S’ajoute à cela l’aménagement des fonds marins pour lequel il ne compte pas son temps ; il a des étoiles dans les yeux lorsqu’il nous montre fièrement les récifs artificiels installés par l’équipe de la Réserve Naturelle, peuplés de poissons et de langoustes, et sur lesquels le corail pousse à grande vitesse grâce à l’efficacité du repiquage et de l’implantation réalisés souvent au moyen de techniques qui en étonneraient plus d’un.

Lorsque c’est la saison, avoir l’occasion d’aller écouter les baleines en compagnie de Christophe est une expérience inoubliable, il connaît les endroits où elles se cachent et où elles jouent en chantant des mélodies que notre homme reconnaît et distingue sans problème tant les mammifères marins lui sont familiers, c’est tout juste s’il ne les appelle pas par leurs prénoms (à supposer qu’ils en aient un).

127 tonnes de déchets après Irma

Christophe Joé reconnaît volontiers qu’il est multitâche et nous donne quelques chiffres qui laissent à réfléchir, le plus significatif d’entre eux reste tout de même le poids total des déchets récoltés uniquement sur le territoire de la Réserve Naturelle de Saint-Martin après Irma : 127 tonnes ramassées à la main en 2 mois !

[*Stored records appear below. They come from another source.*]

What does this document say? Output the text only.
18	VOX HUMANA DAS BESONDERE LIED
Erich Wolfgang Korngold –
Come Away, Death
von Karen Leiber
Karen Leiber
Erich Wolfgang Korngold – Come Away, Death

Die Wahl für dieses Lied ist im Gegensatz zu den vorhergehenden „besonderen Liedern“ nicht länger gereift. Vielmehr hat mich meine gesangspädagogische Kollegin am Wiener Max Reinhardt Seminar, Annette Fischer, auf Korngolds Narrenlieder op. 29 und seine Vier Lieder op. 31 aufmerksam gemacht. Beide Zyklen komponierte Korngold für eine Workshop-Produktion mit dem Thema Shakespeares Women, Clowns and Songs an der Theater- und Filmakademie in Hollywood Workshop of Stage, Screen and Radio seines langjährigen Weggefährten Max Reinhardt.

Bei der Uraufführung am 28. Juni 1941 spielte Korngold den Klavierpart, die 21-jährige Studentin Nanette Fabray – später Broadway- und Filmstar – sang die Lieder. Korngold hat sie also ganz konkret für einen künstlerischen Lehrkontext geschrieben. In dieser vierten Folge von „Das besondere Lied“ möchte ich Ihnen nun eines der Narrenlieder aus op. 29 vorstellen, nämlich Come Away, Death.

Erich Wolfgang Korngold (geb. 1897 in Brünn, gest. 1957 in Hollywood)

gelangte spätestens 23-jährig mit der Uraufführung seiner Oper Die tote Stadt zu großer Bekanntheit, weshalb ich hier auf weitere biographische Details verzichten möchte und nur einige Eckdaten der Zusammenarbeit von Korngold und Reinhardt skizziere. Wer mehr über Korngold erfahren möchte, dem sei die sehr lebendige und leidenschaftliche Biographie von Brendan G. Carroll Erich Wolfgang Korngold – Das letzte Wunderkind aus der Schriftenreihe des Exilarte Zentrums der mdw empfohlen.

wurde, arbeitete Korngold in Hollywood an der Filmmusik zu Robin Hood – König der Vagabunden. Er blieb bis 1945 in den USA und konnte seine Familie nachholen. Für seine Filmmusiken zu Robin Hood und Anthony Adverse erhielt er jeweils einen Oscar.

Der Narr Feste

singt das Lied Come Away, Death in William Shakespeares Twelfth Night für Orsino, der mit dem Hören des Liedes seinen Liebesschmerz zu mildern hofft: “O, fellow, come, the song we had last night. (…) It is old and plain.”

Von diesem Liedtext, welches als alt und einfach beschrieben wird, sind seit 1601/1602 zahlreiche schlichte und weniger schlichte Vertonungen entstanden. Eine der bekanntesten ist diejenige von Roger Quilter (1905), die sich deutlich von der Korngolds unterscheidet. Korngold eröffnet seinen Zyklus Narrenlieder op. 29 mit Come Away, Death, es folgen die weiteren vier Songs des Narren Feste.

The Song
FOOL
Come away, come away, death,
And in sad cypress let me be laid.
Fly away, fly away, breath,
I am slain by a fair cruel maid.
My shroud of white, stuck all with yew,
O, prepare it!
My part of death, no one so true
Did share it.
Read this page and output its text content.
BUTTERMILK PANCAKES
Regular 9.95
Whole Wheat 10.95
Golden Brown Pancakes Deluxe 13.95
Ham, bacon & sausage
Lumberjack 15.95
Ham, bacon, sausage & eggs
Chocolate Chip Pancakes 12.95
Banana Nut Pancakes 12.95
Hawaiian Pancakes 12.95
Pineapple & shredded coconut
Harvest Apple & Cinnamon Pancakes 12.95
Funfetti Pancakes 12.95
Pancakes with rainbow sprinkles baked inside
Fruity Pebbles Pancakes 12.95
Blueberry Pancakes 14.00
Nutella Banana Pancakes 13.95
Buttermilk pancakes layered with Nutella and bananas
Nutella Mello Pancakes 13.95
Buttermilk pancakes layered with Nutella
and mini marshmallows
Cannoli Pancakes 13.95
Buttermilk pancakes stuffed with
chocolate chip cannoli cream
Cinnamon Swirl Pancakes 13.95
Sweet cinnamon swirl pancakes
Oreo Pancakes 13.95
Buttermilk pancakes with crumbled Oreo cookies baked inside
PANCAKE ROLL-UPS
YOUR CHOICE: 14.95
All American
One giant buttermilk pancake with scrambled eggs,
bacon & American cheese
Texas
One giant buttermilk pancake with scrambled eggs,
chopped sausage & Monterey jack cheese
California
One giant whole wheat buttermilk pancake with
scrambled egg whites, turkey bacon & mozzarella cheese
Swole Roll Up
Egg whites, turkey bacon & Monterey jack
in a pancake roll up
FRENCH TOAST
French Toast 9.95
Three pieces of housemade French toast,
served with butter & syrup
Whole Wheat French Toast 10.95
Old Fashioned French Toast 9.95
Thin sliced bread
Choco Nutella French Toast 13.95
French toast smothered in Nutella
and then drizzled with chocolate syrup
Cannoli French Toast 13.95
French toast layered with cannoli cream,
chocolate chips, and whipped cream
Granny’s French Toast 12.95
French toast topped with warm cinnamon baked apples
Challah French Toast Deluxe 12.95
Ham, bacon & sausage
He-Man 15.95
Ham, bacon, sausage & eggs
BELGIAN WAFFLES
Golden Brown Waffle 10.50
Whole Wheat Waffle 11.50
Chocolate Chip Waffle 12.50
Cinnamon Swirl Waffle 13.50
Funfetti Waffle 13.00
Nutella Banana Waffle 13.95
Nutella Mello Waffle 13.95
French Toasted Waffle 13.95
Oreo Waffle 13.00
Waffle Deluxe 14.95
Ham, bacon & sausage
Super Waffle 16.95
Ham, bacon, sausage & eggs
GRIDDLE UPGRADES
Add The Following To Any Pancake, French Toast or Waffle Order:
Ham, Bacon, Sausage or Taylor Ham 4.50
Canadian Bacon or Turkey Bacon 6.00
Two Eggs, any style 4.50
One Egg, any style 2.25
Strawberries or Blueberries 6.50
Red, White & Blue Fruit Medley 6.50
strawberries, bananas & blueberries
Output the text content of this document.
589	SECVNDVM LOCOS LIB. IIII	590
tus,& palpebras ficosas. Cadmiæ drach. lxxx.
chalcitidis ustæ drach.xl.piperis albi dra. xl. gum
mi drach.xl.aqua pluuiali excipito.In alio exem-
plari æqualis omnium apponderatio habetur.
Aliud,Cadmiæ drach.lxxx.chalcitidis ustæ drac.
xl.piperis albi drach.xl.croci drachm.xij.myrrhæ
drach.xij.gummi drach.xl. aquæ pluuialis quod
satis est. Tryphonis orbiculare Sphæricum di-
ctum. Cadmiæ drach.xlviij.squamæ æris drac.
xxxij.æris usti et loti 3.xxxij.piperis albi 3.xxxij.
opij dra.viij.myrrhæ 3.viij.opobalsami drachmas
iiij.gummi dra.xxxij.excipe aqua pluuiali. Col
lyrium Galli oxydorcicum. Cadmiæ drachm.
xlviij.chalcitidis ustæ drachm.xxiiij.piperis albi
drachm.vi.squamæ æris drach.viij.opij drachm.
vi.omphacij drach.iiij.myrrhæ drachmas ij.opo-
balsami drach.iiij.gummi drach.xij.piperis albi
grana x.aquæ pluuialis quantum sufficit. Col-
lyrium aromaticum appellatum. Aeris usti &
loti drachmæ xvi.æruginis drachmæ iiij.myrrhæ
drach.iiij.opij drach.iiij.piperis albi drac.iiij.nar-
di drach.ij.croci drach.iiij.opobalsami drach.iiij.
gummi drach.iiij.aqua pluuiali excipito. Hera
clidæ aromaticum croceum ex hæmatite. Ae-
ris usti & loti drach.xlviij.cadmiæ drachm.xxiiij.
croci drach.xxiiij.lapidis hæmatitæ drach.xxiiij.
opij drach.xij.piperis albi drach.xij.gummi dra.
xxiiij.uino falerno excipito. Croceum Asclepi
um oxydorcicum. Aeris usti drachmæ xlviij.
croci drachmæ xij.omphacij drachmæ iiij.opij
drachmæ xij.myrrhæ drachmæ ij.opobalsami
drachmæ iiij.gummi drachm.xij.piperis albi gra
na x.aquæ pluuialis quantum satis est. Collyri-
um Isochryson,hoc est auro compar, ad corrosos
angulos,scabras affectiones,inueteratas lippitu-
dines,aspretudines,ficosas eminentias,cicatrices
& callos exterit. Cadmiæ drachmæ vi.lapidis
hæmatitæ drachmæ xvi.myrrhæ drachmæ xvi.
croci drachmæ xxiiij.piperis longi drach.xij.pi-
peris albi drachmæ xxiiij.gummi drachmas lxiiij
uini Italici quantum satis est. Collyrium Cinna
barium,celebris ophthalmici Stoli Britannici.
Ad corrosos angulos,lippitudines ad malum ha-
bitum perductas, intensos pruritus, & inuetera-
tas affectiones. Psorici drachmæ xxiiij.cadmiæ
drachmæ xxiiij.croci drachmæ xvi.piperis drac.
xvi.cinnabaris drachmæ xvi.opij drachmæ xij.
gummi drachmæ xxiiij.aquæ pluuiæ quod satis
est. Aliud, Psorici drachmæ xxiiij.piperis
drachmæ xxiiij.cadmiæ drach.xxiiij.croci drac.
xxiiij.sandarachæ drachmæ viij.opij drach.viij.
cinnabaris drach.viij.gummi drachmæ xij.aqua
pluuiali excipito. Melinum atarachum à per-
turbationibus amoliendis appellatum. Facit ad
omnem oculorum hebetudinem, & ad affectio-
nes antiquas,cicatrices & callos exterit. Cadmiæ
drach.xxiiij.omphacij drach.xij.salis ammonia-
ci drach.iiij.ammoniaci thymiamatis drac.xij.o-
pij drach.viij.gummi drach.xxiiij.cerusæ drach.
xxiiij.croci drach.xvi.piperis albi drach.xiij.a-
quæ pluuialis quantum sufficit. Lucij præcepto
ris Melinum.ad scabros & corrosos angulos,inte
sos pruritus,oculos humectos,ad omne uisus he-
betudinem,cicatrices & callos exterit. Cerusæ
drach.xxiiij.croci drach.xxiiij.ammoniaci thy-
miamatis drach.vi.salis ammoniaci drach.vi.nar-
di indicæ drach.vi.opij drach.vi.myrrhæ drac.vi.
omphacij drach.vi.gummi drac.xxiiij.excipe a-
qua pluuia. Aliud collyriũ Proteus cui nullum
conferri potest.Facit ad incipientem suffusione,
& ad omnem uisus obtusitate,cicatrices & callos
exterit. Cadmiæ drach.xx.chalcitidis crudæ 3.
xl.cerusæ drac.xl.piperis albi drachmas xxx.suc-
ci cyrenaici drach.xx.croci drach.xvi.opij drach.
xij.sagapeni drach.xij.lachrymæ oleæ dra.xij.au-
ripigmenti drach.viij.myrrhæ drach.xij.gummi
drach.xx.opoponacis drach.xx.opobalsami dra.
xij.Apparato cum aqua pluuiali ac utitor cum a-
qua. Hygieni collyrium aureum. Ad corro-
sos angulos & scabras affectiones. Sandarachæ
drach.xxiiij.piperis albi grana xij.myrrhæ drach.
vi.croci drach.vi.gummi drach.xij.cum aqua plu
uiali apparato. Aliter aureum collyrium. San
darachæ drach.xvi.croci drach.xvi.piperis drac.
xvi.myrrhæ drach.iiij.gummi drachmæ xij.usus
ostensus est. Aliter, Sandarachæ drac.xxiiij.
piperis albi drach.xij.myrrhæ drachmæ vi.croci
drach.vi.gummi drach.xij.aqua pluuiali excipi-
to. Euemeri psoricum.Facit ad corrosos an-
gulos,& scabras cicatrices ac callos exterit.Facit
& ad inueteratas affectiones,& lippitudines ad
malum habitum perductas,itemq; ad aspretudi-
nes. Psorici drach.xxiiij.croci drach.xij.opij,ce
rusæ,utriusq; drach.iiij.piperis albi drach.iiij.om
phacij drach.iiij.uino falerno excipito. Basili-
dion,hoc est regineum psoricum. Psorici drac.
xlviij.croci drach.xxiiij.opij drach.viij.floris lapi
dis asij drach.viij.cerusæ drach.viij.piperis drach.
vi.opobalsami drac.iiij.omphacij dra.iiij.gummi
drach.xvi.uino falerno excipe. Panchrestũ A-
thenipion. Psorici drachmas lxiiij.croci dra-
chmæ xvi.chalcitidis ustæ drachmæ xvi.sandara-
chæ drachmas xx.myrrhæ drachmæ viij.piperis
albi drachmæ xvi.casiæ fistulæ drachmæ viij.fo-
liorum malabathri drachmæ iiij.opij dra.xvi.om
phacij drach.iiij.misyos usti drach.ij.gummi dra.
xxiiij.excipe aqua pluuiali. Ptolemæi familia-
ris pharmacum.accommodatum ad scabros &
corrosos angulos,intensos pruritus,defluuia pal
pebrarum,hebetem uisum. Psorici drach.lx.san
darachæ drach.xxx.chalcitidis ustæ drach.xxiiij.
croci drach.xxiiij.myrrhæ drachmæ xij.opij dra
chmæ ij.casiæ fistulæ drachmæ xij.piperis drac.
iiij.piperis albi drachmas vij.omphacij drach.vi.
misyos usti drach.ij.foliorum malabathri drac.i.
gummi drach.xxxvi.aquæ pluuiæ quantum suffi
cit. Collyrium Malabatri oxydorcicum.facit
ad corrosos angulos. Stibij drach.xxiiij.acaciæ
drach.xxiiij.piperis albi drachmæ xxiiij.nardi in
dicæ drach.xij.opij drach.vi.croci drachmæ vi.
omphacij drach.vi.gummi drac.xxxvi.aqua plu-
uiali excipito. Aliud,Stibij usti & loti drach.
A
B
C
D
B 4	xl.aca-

D’après lui, il reste encore du travail mais il se montre globalement satisfait de l’état actuel du littoral dont il a la charge ; ce qui le désole en revanche c’est de constater que certaines tranches de la population saint-martinoise n’aient que faire de la protection de la nature. Il admet que les plus anciennes générations soient encore imprégnées d’habitudes ancestrales incompatibles avec notre époque, mais chose plus étonnante, il constate que malgré les efforts développés dans les écoles pour éduquer et sensibiliser les enfants, de nombreux jeunes semblent se préoccuper bien peu de cette planète qui est la leur et qu’ils abîment davantage jour après jour.

Christophe n’aura de cesse de mener son combat et il arrive parfois qu’il assiste à des moments de grâce et de pur bonheur comme le jour ou il a vu revenir les flamands sur Saint-Martin.

“Chassez le naturel, il revient au galop” dit-on souvent il se pourrait bien que Christophe Joé soit en tête de la course.